…Сорок минут до начала концерта. Мы все сидим в пустом зале и ждем Бродского, который должен распределить, кто за кем выступает. А его нет. Наконец появляется. Устроитель подводит его ко мне, мы знакомимся, я ему протягиваю две книжки и говорю: «А вот это я вам привезла из Москвы». Он, как вчерашнюю газету, не глядя кинул куда-то за спину. Я подумала: «Ну уж это слишком!» Бродский говорит: «Последовательность такая — сначала стихи читаются по-английски, потом по-русски. Все сидим на сцене, русские, — нас было трое, — слева, американцы справа. В конце первого отделения — “Реквием”». Тут я встряла: «“Реквием” — сначала по-русски!» Он отвечает: «Нет-нет, как всегда, сначала по-английски». Я говорю: «Тогда я его не буду читать». Он снисходительно пожал плечами, но спорить было некогда, и сказал: «Хорошо!» И мы сразу ринулись на сцену.
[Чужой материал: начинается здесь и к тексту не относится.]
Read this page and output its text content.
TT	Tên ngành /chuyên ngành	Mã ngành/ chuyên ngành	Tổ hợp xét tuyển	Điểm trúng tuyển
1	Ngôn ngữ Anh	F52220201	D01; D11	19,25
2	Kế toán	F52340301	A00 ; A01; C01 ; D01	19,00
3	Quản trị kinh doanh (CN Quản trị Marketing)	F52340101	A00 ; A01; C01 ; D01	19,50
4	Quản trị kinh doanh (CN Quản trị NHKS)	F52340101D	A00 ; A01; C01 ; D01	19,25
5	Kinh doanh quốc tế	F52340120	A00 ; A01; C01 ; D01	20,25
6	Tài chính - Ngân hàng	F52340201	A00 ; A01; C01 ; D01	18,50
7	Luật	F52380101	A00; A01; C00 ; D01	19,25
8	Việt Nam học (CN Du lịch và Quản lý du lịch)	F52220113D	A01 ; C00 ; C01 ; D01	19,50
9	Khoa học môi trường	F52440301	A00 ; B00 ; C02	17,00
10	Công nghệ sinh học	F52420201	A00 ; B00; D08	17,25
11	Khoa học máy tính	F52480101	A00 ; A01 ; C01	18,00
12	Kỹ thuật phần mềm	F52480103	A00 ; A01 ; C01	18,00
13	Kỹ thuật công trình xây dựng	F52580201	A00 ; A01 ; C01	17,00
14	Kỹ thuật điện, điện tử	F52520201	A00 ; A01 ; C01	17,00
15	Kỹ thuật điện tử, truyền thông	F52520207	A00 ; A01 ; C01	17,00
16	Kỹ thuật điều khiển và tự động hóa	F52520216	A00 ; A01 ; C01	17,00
Переполненный зал, хороший, но настороженный. Много русских. Бродский читает Ахматову так же, как свои стихи, — поет, соединяет строчки. Чтение на слух — монотонное, не подчеркиваются ни мысль, ни метафора, ни подробность, не расставляются логические акценты, не выделяется конец строфы. И только — неожиданный обрыв на последнем слове, как спотыкание… Найман читает по-другому, но тоже в основном поет. И мне вспоминается фраза Мандельштама: «Голосом работает поэт, голосом». Американцы читают по-разному. Одна актриса начала «Звенела музыка в саду…» и последние строчки — «Благослави же небеса — Ты первый раз одна с любимым» — произносит с надрывом, почти со слезами. Дальше я по-русски читаю это же стихотворение как очень далекое воспоминание — еле слышный напев, прозрачно-акварельные краски… Зал зашевелился. Поняв что зрители хорошо реагируют на ранние ахматовские стихи, поданные в такой манере, следующая американка читает «Сжала руки под темной вуалью…» так же прозрачно и легко, как я — предыдущее. Потом — моя очередь. А я помню, что Ахматова спустя годы терпеть не могла это стихотворение. И тогда я, войдя в образ старой Ахматовой — надменным, скрипучим голосом, выделяя твердое петербургское «г», почти шаржируя, прочитала: «Сжа-ла ру-ки под те-мной ву-алью». Сажусь на место. Бродский мне — тем же голосом старой Ахматовой: «По-тря-са-юще…» В общем, когда я прочла «Реквием», английский вариант уже почти не слушали. Старалась я в основном для Бродского, играла перед ним Ахматову — какой она представляется мне в разные периоды ее жизни.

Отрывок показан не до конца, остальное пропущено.